How many fish are in the LFS's 75gal display tank and what are all the species? Smaller set ups tend to magnify aggression in mbuna tanks. Even though a 75gal is only slightly larger than a 55gal the larger volume helps. Where both genders of kenyi represented in the display tank?


----------



## OhYesItsMe (Oct 1, 2011)

yes it is a male and a female, it could be 100 gallons, there are about 20-25 of them, if i had the space in my basement, i would love to get a larger mbuna tank, but that wont happen. Okay so you think it would be best if i take out the kenyi and the johanni and replace them with 12 demasoni? Sounds good to me. I just have to wait, my lfs is low on africans and are redoing some of the african display tanks, ill do the trade in as soon as i can.


----------



## kay-bee (Dec 6, 2006)

Did you mean the kenyi's and johanni's with 12 demasoni's? (you wrote 12 johanni's).

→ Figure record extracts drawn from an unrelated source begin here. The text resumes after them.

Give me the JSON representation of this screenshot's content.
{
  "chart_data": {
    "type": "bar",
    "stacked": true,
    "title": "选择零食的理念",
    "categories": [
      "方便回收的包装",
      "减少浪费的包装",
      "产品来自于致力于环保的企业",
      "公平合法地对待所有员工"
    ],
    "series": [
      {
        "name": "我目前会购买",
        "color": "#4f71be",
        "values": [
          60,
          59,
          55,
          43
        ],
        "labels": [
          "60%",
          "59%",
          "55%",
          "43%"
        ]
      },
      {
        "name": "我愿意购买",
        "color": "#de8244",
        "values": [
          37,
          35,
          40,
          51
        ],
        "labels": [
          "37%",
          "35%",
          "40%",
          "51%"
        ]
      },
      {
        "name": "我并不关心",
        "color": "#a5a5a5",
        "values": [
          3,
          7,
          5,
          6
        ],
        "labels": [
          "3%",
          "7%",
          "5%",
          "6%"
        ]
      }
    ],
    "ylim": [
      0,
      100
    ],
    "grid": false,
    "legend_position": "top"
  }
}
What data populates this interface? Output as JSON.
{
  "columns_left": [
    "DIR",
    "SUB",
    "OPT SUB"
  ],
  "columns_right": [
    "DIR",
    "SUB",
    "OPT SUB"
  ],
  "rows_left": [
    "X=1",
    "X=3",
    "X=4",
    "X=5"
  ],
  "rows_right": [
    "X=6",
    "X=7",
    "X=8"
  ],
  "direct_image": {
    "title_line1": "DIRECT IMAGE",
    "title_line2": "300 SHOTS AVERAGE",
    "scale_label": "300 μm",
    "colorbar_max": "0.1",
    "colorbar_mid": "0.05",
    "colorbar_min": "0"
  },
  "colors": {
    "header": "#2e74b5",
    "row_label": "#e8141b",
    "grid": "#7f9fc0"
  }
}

That would work. Keep in mind that demasoni's are a feisty bunch, you may seem a lot more skirmishes than what you're currently seeing (due to their conspecific aggressive nature) but the colony size will protect them by diluting that aggression; many hobbyists go the demasoni/yellow lab route.


----------



## OhYesItsMe (Oct 1, 2011)

oh sorry ill fix that, i meant replace the johanni and kenyi with 12 demasoni and still keep the yellow labs


----------



## emc7 (Jul 23, 2005)

You could do 6 demasoni to start with & a lot of rocks. IME, you can have 2 dominant males in 4' tank with the P. demasoni and they will keep to the rocks, where as the labs will use the top of the tank. Both of these fish are much more aggressive toward their own kind and will likely leave the other kind alone. 

You will still need to pull extra males that are getting their tails chewed, but with labs and demasoni, you could have 3 dominant fish and many females rather than just one big mean yellow fish. 

Mbuna tanks are a balancing act. You want enough fish to spread out aggression and few enough that your filters and water changes will handle the load. Your filters look good, similar to what I'd use. But check the flow on the canister when you feed them and clean it when it starts to slow and don't neglect the water.


----------



## OhYesItsMe (Oct 1, 2011)

http://www.fishforums.com/forum/album.php?albumid=730&pictureid=6330

this is what it looks like now, do u really think i could use more rocks?


----------